Since I was a little kid, diagrams have fascinated me.
As I grew as a software developer, I discovered how much more there is to them.
Diagrams are engineering tools
Diagrams are visually beautiful. They also embody the promise of a hidden, complex yet elegant mathematical underworld. An image can replace 1000 words – a diagram can replace 1000 ideas.
Diagrams are everywhere:
- business strategy
- chemical processes
- control systems
- project planning
- fantasy football
- category theory
- database schemas
- electrical circuits
- ...
Diagrams are not only omnipresent across disciplines. They are pervasive within disciplines. When we collaborate, ideate, and write documentation, we create diagrams. They are immediate and malleable.

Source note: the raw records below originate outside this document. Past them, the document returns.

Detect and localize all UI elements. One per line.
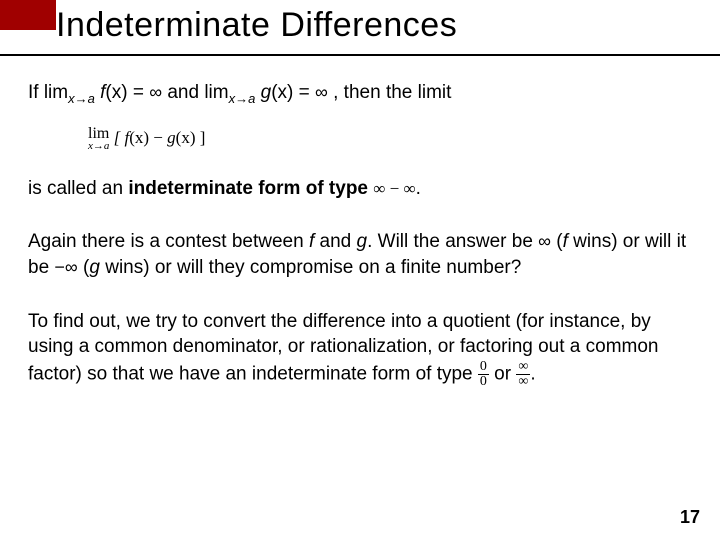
text: wins) or will they compromise on a finit… bbox=[100, 257, 521, 278]
text: ( bbox=[551, 231, 563, 252]
para-contest: Again there is a contest between f and g… bbox=[28, 229, 692, 280]
line-indeterminate-type: is called an indeterminate form of type … bbox=[28, 176, 692, 202]
text: is called an bbox=[28, 178, 128, 199]
slide-body: If limx→a f(x) = ∞ and limx→a g(x) = ∞ ,… bbox=[0, 80, 720, 389]
text: . bbox=[530, 363, 535, 384]
slide-title: Indeterminate Differences bbox=[56, 6, 457, 45]
g-var: g bbox=[89, 257, 100, 278]
infinity-minus-infinity: ∞ − ∞ bbox=[373, 179, 415, 198]
infinity-symbol: ∞ bbox=[315, 82, 328, 102]
text: Again there is a contest between bbox=[28, 231, 309, 252]
line-premise: If limx→a f(x) = ∞ and limx→a g(x) = ∞ ,… bbox=[28, 80, 692, 107]
page-number: 17 bbox=[680, 507, 700, 528]
fraction-inf-inf: ∞∞ bbox=[516, 360, 530, 389]
bold-term: indeterminate form of type bbox=[128, 178, 373, 199]
accent-block bbox=[0, 0, 56, 30]
text: (x) = bbox=[105, 82, 149, 103]
g-var: g bbox=[357, 231, 368, 252]
text: ( bbox=[78, 257, 90, 278]
neg-infinity-symbol: −∞ bbox=[54, 257, 77, 277]
title-bar: Indeterminate Differences bbox=[0, 0, 720, 56]
infinity-symbol: ∞ bbox=[149, 82, 162, 102]
text: , then the limit bbox=[328, 82, 452, 103]
limit-expression: lim x→a [ f(x) − g(x) ] bbox=[28, 125, 692, 151]
text: . bbox=[416, 178, 421, 199]
para-method: To find out, we try to convert the diffe… bbox=[28, 309, 692, 389]
limit-display: lim x→a [ f(x) − g(x) ] bbox=[88, 128, 205, 147]
g-var: g bbox=[255, 82, 271, 103]
infinity-symbol: ∞ bbox=[538, 231, 551, 251]
fraction-zero-zero: 00 bbox=[478, 360, 489, 389]
limit-subscript: x→a bbox=[229, 91, 256, 106]
text: and lim bbox=[162, 82, 229, 103]
text: and bbox=[314, 231, 356, 252]
text: . Will the answer be bbox=[367, 231, 538, 252]
limit-subscript: x→a bbox=[68, 91, 95, 106]
text: If lim bbox=[28, 82, 68, 103]
text: (x) = bbox=[271, 82, 315, 103]
text: To find out, we try to convert the diffe… bbox=[28, 311, 659, 385]
text: or bbox=[489, 363, 516, 384]
f-var: f bbox=[95, 82, 106, 103]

Changing an arrow to point from A to B instead of C; drawing a box around E and E – a user can make drastic changes instantly.
That diagrams are ubiquitous is not a coincidence.
Diagrams are the way humans model the world
Diagrams are usually about the same size: five to ten objects connected by at most a dozen arrows. More complex relationships require nesting.
Us humans need abstraction to break things down into manageable amounts of "things."
Arrows compose: an arrow from A to B, followed by an arrow from B to C means that changing A will impact C.
We understand the world causally: if arrows didn't compose, the diagram wouldn't make sense.
Feedback loops are immediately visible. Participants with no formal background understand that something special is happening.
Research in category theory shows that many diagrams correspond to categories. Often, these are symmetric monoidal categories.
Diagrams allow us to work across disciplines
The implications are enormous. Engineers in one field can make significant contributions to other fields. They are experienced working with similar diagrams. Questioning what an arrow means in a state machine diagram, pointing out that a connection is missing: these are incredibly subtle and valuable insights. Yet people with no software background routinely make these observations.
Diagrams are powerful
Take diagrams seriously. They are the most powerful software engineering technique I know.
How do you use diagrams in your work?